Sambuc, qui avait ouvert le tiroir de la table, venait d'y prendre un large couteau de cuisine, celui avec lequel on coupait le lard.

– Donc, puisque tu es un cochon, je vas te saigner comme un cochon.

Et il ne se pressa pas, discuta avec Cabasse et Ducat, pour que l'égorgement se fît d'une manière convenable.
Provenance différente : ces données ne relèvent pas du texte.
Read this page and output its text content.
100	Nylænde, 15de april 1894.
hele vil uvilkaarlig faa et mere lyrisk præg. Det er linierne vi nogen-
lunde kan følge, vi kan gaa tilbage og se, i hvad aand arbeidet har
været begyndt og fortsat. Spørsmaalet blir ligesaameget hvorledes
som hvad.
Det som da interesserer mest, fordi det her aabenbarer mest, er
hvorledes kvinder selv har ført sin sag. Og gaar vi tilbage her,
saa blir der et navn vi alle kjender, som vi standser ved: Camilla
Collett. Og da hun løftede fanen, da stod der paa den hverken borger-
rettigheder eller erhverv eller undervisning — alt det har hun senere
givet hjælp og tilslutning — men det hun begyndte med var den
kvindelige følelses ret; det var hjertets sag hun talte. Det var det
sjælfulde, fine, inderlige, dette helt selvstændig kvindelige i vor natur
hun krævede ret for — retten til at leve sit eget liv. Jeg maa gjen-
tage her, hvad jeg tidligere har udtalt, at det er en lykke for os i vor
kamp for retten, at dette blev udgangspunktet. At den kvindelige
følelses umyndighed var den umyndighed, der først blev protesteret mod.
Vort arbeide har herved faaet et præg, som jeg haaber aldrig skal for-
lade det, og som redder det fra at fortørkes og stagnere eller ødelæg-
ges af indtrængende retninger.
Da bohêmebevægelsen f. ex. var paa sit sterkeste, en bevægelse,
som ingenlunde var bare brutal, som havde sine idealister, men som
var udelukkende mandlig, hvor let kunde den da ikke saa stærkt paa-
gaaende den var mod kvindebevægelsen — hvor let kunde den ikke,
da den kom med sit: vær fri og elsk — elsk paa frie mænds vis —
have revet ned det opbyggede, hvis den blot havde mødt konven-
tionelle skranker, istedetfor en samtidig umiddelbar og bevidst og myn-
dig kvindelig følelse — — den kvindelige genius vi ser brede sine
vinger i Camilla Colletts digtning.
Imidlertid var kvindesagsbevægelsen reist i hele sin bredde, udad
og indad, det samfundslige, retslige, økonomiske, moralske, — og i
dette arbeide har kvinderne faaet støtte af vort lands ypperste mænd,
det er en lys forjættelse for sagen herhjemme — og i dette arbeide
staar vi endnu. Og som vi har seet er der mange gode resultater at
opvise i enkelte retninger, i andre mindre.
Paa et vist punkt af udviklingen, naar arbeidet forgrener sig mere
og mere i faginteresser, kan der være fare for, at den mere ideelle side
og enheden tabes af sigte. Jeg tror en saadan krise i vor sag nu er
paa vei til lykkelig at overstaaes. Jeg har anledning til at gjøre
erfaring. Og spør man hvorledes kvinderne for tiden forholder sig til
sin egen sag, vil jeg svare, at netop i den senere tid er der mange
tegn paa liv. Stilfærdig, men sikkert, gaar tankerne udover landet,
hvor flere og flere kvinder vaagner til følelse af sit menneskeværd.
Même il y eut une querelle, parce que Cabasse disait que dans son pays, en Provence, on saignait les cochons la tête en bas, tandis que Ducat se récriait, indigné, estimant cette méthode barbare et incommode.

– Avancez-le bien au bord de la table, au-dessus du baquet, pour ne pas faire des taches.

Ils l'avancèrent, et Sambuc procéda tranquillement, proprement. D'un seul coup du grand couteau, il ouvrit la gorge, en travers. Tout de suite, de la carotide tranchée, le sang se mit à couler dans le baquet, avec un petit bruit de fontaine. Il avait ménagé la blessure, à peine quelques gouttes jaillirent-elles, sous la poussée du coeur. Si la mort en fut plus lente, on n'en vit même pas les convulsions, car les cordes étaient solides, l'immobilité du corps resta complète. Pas une secousse et pas un râle. On ne put suivre l'agonie que sur le visage, sur ce masque labouré par l'épouvante, d'où le sang se retirait goutte à goutte, la peau décolorée, d'une blancheur de linge. Et les yeux se vidaient, eux aussi. Ils se troublèrent et s'éteignirent.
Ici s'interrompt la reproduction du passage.